Дуняша набрала воздуха полную грудь и ахнула, мгновенно узнав в молодой женщине саму себя. Именно такой и представляла она себя в мечтах, красивую, стройную и улыбчивую.
– Мишка! Ну как, поймал что? – спросила взрослая Дуня у мужа.
– Мам, мы полное ведро притащили, карасей! – хвастался сын.
– Теперь всем гостям хватит. Так ведь, хозяюшка? – добавил муж, приобняв взрослую Дуняшу.
К воротам домика подъехали телеги, и веселая компания с радостными приветствиями прошла внутрь.
– Нам пора уже! – проскрипела старушка. – Пора… скоро, совсем скоро уже…тебе решать Дуняша…
В мыслях помутнело, лоб обдало холодком, и Дуня открыла глаза. Жар, видимо спал, а на голову мама положила влажный кусочек ткани.
– Слава Богу очнулась! Напугала, ты нас доченька! Три дня как лежишь, не приходя в себя, и доктора мы звали, и молилась я две ночи напролет! Ой напугала! – причитала мама.
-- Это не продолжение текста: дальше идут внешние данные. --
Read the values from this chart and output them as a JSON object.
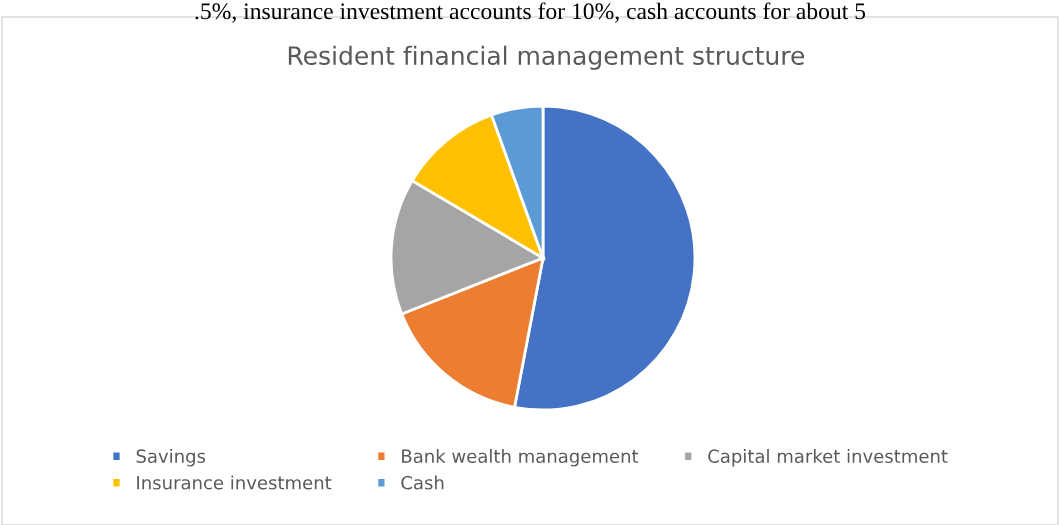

Дуняша обвела комнату взглядом:
– Мам, а Борька не приходил?
– Нет, доченька, мы с папкой одни. Правда… Мишка вот только ушел, сутки парень не спал, все волновался о тебе, да сидел рядом.
– А ты доча, все просила бумагу вставить какую-то, во льва, говорила, что поможет. Я и не знаю, куда бежать и как тебя вылечить… Так вставить ее или как? – мама вопросительно посмотрела на дочку, держа свиток возле льва.
Дуня поглядела на маму, протянула руку к записке и разорвав на мелкие кусочки бумагу, ответила:
– Нет, мамочка, пусть, все идет своим чередом, не нужно торопить события и настаивать на своем!